Müzik şiirle buluşunca

RR’de Nicholas Phan ile Myra Huang’dan dinleti...

Müzik şiirle buluşunca
Abone Ol google-news
Yayınlanma: 30.11.2014 - 17:17



Müzikle şiir buluşunca dünya güzelleşiyor, insan kısa bir süre için de olsa sanat dünyamızda yaşanan olumsuzlukları, devlet sanat kurumlarını bekleyen karanlık geleceği, sansürü, oto sansürü düşünmüyor; tersine, güç topluyor.

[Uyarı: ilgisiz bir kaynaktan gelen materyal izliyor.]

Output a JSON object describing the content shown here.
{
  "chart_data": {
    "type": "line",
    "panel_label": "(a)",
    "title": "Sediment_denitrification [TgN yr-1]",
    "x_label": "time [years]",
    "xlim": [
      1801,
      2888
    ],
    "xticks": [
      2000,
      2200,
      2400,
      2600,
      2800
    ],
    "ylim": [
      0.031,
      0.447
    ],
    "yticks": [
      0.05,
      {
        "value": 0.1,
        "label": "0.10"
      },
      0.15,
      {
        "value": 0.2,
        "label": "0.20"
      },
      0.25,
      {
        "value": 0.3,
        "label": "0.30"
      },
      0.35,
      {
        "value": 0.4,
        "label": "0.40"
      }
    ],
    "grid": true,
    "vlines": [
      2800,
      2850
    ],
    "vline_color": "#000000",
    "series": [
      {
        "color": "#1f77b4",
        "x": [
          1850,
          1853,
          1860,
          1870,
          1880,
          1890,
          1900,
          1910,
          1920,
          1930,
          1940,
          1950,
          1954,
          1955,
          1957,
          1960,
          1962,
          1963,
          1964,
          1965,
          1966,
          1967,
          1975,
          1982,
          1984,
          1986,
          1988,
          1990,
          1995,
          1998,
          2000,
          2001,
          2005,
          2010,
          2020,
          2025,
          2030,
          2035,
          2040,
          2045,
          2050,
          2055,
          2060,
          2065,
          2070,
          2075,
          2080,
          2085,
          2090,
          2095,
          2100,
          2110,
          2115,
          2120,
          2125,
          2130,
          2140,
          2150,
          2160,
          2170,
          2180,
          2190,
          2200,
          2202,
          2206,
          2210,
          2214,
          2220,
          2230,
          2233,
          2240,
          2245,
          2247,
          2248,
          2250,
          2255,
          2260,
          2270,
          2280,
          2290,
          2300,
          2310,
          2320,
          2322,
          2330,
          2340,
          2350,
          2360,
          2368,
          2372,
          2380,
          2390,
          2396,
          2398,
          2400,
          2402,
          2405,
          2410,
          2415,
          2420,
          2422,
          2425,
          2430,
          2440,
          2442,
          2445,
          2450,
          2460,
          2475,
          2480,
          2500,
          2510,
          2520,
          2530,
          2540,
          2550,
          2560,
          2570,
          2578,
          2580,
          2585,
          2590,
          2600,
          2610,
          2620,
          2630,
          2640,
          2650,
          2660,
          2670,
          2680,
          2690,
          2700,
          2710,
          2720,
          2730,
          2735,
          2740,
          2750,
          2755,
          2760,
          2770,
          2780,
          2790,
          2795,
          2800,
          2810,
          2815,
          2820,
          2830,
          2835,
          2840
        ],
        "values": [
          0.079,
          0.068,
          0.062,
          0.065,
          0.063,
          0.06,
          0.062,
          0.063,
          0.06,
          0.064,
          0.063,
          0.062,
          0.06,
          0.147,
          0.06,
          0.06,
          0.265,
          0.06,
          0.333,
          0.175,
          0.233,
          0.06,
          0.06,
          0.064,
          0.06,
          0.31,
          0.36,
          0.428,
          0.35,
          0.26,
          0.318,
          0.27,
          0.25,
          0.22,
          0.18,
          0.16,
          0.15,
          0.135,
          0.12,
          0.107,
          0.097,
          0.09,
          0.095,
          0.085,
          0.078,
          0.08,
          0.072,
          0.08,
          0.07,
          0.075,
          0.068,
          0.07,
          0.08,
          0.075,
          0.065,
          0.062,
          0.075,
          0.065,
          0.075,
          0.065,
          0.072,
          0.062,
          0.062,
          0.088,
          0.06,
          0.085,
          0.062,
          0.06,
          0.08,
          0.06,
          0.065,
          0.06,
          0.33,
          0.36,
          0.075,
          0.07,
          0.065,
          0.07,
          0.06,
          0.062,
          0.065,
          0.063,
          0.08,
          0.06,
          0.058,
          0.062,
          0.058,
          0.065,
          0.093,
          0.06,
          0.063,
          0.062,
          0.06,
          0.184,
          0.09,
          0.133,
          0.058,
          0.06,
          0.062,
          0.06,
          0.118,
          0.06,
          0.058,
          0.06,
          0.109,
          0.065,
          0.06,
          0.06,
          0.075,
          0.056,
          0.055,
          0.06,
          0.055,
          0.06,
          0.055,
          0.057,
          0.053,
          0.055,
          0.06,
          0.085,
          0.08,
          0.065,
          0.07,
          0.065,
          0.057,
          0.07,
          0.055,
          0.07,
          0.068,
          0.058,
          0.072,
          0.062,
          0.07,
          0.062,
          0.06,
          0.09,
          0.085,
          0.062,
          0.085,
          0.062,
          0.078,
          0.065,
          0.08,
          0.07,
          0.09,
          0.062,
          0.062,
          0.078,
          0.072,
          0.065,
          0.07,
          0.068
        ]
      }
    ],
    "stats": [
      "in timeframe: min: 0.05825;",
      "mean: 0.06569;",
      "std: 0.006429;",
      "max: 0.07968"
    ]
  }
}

Son yılların yükselen genç tenorlarından, dünyanın en önemli opera sahnelerinde söyleyen Nicholas Phan’ın 25 Kasım Salı akşamı Cemal Reşit Rey’de verdiği, müzikle şiiri buluşturan dinleti düşündürdü bana bunları. Phan’a birçok önemli operanın ve Operalia yarışmasının resmi eşlikçisi, Amerikalı piyanist Myra Huang eşlik ediyordu. Yaklaşık bir yıl önce aynı sahnede Schubert ve Britten lied’leri dinlediğimiz sanatçılar bu kez Alman romantizminin önemli bestecisi Robert Schumann’ın (1810 – 1856) Op.48  “Dichterliebe / Şair Aşkı”  adlı yapıtıyla başladılar dinletilerine. Schumann’ın çağdaşı, Alman romantik şiirinin önde gelen adı Heinrich Heine’nin (1797 – 1856) şiirleri üzerine, yaşamının en mutlu döneminde, Clara ile evlendiği 1840 yılında bestelediği bu yapıtını Phan derinlikli ve ışıltılı bir yorumla söylerken; Huang da, çok sevdiği ve önem verdiği piyanoyu lied’lerinde ikinci bir insan sesi gibi düşünen Schumann’ın istediği gibi, yer yer ve özellikle giriş ve çıkışlarda adeta Phan’ın yerine konuşan bir çalışla eşlik etti. Gerçek anlamda bir şiir-müzik şöleniydi.

Dinletinin ikinci bölümü üç Amerikalı bestecinin yapıtlarına ayrılmıştı. Böylece 19. Yüzyıldan 20. Yüzyıla geçiyorduk. Önce, aynı zamanda Paris Günlüğü olay yaratan bir yazar olan, Pulitzer Müzik Ödüllü, Time’ın “en iyi lied bestecisi” seçtiği Ned Rorem’den (d.1923) sekiz şarkı dinledik. Onu, aynı zamanda iyi bir piyanist olan, müziğin her türünde ürün veren, “Dead Man Walking” ve “Moby Dick” operalarıyla ününü pekiştiren Jake Heggie’nin “Friendly Persuasions” başlıklı, yaşamında önemli yeri olan üç dostu (klavsenci Wanda Landowska, bariton Pierre Bernac, çocukluk arkadaşı Raymonde Linossier) ile Paul Eluard için yazdığı, “Poulenc’e adanmış şarkılar” altbaşlıklı dört şarkı izledi. Dinletinin son bestecisi ise, Bertolucci’nin “Çölde Çay” adıyla film yaptığı, “Sheltering Sky / Esirgeyen Gökyüzü” adlı romanıyla tanıdığımız; yazar, çevirmen, yaşamının 53 yılını Fas’ta geçirmiş bir gezgin, müzik etnoloğu ve besteci Paul Bowles’du. Besteci-yazar Bowles’la yeniden şiire döndük ve dinletiyi yakın arkadaşı, bizim oyunlarıyla tanıdığımız Tennessee Williams’ın şiirleri üzerine bestelediği “Blue Mountain Baladları” üst başlıklı dört şarkıyla bitirdik. Haklı alkışlarımızın ödülü ise bir Amerikan halk şarkısı oldu.